İçimden geçiyor bana akıp giden ruhun,
İçimden geçip gidiyor da, ben ellerinden tutamıyorum o küçük sevgilinin.
Saçların efsuni bir leylak kokusuyla dolu biliyorum.
Biliyorum suskunluğun o kesif nedenini.
Kapımın önünde; gözlerin yerde, öylece durduğun günü hatırlıyorsun değil mi?
Yere bakıyordun ve ağlıyordun...
Ne içeri gel diyebildim, ne dışarda kal,
Sarıl bana demiştim, hayır diye direnmiştin.
Ah gururlu küçük mor tay,
Nereden öğrendin sen?
Beyaz yelleli atlar gibi, içimde koşturup gözlerime bakmamayı...
Küçük beyaz ellerini doya doya öpebilmeyi ne kadar isterdim bir bilsen,
Küçücüksün Feraye küçücük...
Ne kadar uzak bana kısık kısık kahverengi gözleriyle bakan sevgili,
İçimden git artık,
Sus bir nebze ne olur...
...

10 Mart 2009 Salı

Yağmur Kokulu Toprak


Küçük bir kafes kuşuydu Rakkas.
Pencerenin önünde, demir prangaların içinde...
İçim ürperidi de, camı açardım özgürlüğü duysun diye, neden bilmiyorum öyle çok öterdiki o an..
Çiçeklere mi, denize mi yoksa gökyüzüne mi?
Bütün serçeler uçuşup konardı pencere önüne.
Rakkas daha içli olurdu bu sefer...
Ahh Rakkas diye sitem ederdim, bıraksam o havada nefes alıp, yaşamayı başarabilecek misin?
Başını eğer, susardı...
Tüm serçelerin yüreği burkulurdu bilirdim.
Parıldayan tutkulu bir şelale gibi kıvrıla kıvrıla, duyulmamış güzellikleri duymak, ona dokunmak, gözlerine bakıp yüreğinin bir güvercin kanadı gibi, harelene harelene uçmasını istiyordu ...
Birşey diyemedim o gün..
Küçük ayacıkları neden soğukdu?
Oysa yemleri bitmemişti henüz...
Kime kaçtı diye sordum kafese?
Denize, denize diye fısıldadı...
Şimdi uç dedim...
Yağmur kokulu toprağı serperken göğsüne...

Şiraze

Düşün ki küçüğüm;
Sırayla dizilmiş kristal bardakların tam ortasına hapsetmişler beni.
Sana dokunmak için ellerimi kaldırsam, 
Darmadağın edeceğim her yeri,   
Bense ortasına hapsedilmiş adam.

İçim fazlasıyla sızlıyor, Şiraze..
Ah bir annen yolarak taramasaydı saçlarını...
Aşkı öğrenemek istediğini söylemiştin Şiraze.
Geceydi...
Bana gördüğün yıldızları sayıyordun bir bir.
Ellerin eski ahşap pencerenin önüne dayanmış, türkü söylüyordun..
Gözlerin, yorgun bir işçi kızının uykularına gebeydi..

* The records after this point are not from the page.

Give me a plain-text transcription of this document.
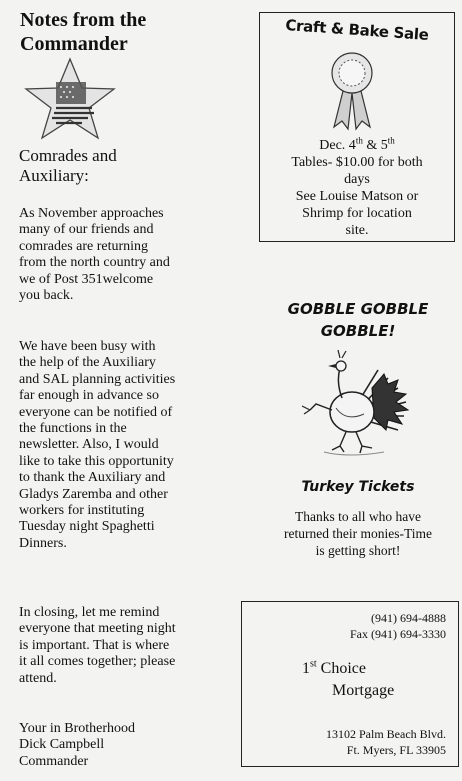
Notes from the
Commander
Comrades and
Auxiliary:
As November approaches
many of our friends and
comrades are returning
from the north country and
we of Post 351welcome
you back.
We have been busy with
the help of the Auxiliary
and SAL planning activities
far enough in advance so
everyone can be notified of
the functions in the
newsletter. Also, I would
like to take this opportunity
to thank the Auxiliary and
Gladys Zaremba and other
workers for instituting
Tuesday night Spaghetti
Dinners.
In closing, let me remind
everyone that meeting night
is important. That is where
it all comes together; please
attend.
Your in Brotherhood
Dick Campbell
Commander
Craft & Bake Sale
Dec. 4th & 5th
Tables- $10.00 for both
days
See Louise Matson or
Shrimp for location
site.
GOBBLE GOBBLE
GOBBLE!
Turkey Tickets
Thanks to all who have
returned their monies-Time
is getting short!
(941) 694-4888
Fax (941) 694-3330
1st Choice
Mortgage
13102 Palm Beach Blvd.
Ft. Myers, FL 33905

Ellerini o küçük pencerenin paslı demirlerine kilitleyip, denize kavuşmak istiyorum diye ağlıyordun..
Avuçlarının içini pas tutuyordu, içim ürperiyordu birden..
Yüzü kömür karasıyla kirlenmiş kelebek, ellerin kirliydi hani...
Hani ben bu kara şeyler de ne demiştim.
İs demiştin gülümseyip...
Oysa o yüreğinin yangınından bir yaraydı beyaz parmak uçlarında,
Biliyordum da susuyordum Şiraze...
Aşkın kanatları kirlenmesin demiştin.
O yüzden kendi ıssızlığıma kaçıyorum,
O yüzden dövüşüyorum kendimle,
O yüzden sen acı çeksen, af etmem kendimi.
Şiraze...
Gözlerimi kapasam sensin,
Gözlerime açsam,
Beyaz bir tüy gibi heran uçup gidecek bedenin...

.

9 Mart 2009 Pazartesi

oğluşum


Yaff ne aydınlık yer burası?
Meyhaba dünyaa..
:)
Şimdilik adımı haloşum ciykin kurbağa taktı, ben de annemin göğsüna yaslanıp içli içli ağladım...
Yapma hala yaa..
Benim gibi biy çiykin kuybağaya söylenir mi bu şimdi...
:)
Beni öpücek bii prenses var mı?
Duyanların ve de görenlerin prensesi küçük zıbınımı koklamaya davet ediyorum...
:)
Ne zaman prens olcam ben?
Vallahi çok şekeyim yaff.
Yemin billa..
:)
Paymağını minicik minicik ellerime ver prensesim ..
Öle sıkı sıkı tutuyorum ki..
Biyas anne kuzusuyus ama, arada sırada seninde göğsünde yatar mışıl mışıl uyurum..
Billaha şekeyim yaff.
Hiç kıyamıycaksın, takıl bana seninle annemin ninnilerini dinlemeye didelim..
:)
Sevgili çok masum bii prensim ben, bii koklaya koklaya öp beni, valla bişeyciğin kalmas...
Seninle uykularımda meleklerle gülüşürüs hem...
Oluy mu?
Anne yaff bu kıs bana bakmıyo!..
:)

4 Mart 2009 Çarşamba

Şimdi anlıyor musun?


Kışları köy sokaklarına kirli çakalların gezdiği, memleketlerin birinde doğdu Feraye.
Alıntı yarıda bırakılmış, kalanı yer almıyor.